Thursday December 01, 2011
From Creamer Media in Johannesburg, I’m Brad Dubbelman
Making headlines:
At 26% in the first quarter this year, the Gauteng city-region has the highest unemployment rate among about twenty metropolitan territories reviewed by the Organisation for Economic Development and Cooperation (OECD), the ‘Territorial Review of the Gauteng city-region’ report revealed. Compounding this is that in 2008, the GDP per capita in US dollar purchasing power parity was 92.4% lower than the OECD metro-region average. “Surprisingly, intraregional inequality, as measured as the difference in GDP per capita between municipalities is not excessive by OECD standards. However, household inequality, as measured by the Gini coefficient, is one of the highest in the world,” OECD representative Michael Donovan pointed out during the launch of the report in Johannesburg. To tackle low growth and high economic inequality, the OECD suggested Gauteng boost employment through improved labour market interventions.
Africa will rely on non transgenic crop breeding to boost food output to feed its rapidly growing population in the coming decades but will also need genetically modified (GM) products, the head of a pan-African farm think tank said. The world needs to boost cereals output by 1-billion tons and produce 200-million extra tons of livestock products a year by 2050 to feed a population projected to rise to 9-billion from about 7-billion now, the UN estimates.
Africa's population is expected to double to about 2-billion people by 2050 and the continent would need to double its food output by that time with some countries having to triple food production, Monty Jones, executive director of Forum for Agricultural Research in Africa says.

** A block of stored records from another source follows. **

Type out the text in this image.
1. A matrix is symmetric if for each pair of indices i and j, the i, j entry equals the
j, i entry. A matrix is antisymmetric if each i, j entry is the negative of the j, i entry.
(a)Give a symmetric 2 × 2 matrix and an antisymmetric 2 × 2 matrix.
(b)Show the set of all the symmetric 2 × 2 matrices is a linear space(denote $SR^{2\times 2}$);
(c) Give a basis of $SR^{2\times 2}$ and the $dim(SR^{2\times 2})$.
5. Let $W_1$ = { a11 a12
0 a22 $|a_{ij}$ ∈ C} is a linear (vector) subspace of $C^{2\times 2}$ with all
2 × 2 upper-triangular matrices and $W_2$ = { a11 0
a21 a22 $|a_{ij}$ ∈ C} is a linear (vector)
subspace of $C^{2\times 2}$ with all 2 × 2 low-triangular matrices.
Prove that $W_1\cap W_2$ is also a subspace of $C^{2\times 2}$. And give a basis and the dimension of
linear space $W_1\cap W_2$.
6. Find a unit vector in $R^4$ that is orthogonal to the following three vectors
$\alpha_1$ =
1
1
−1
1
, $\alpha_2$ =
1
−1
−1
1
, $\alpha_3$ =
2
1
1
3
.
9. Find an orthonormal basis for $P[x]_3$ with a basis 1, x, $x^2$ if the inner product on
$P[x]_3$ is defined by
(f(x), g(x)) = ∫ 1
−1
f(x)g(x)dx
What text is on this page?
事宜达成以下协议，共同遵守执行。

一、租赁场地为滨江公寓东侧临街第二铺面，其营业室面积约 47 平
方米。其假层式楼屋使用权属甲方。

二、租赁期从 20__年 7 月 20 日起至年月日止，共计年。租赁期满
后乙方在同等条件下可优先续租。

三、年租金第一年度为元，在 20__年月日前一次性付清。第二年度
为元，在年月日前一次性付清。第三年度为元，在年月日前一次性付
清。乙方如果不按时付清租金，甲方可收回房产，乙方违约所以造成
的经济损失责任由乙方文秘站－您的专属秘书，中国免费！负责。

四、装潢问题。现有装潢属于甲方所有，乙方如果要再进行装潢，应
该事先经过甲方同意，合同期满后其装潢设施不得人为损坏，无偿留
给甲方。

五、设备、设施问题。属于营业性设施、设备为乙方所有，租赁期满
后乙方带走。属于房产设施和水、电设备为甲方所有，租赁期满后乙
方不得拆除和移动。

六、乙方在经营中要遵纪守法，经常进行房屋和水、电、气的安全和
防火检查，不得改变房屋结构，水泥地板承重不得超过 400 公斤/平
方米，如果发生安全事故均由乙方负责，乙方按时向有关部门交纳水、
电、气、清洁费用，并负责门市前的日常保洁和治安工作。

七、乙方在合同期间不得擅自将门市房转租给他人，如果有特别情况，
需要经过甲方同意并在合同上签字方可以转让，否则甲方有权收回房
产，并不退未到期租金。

Major global banks are exacerbating the fight against global warming by supplying power utilities and mining firms with ample funds to build coal-fired plants, according to a report released by non-governmental groups at the global climate talks in Durban. The study examined the portfolios of 93 major banks and found that coal financing supplied by those institutions to the coal industry totalled €232-billion since 2005 when the Kyoto Protocol came into force. The Kyoto pact was set up to reduce greenhouse gases emitted by developed countries by an average of 5.2% below 1990 levels during the five-year period up to 2012. At the same time many countries still invest in coal-fired plants, especially India and China, to supply their growing economies.
Also making headlines:
Congolese opposition candidate Vital Kamerhe withdrew his call for the November 28 presidential and parliamentary elections to be annulled on the grounds of widespread irregularities.
The Muslim Brotherhood claimed to have a lead in the early vote count in Egypt's first free election since army officers ousted the king in 1952.
And, South Africa hopes Europe will increase its bail-out fund and reassure global markets about resolving its deepening debt crisis that has led to a "most unwelcome" uncertainty, Finance Minister Pravin Gordhan said.
That’s a roundup of news making headlines today.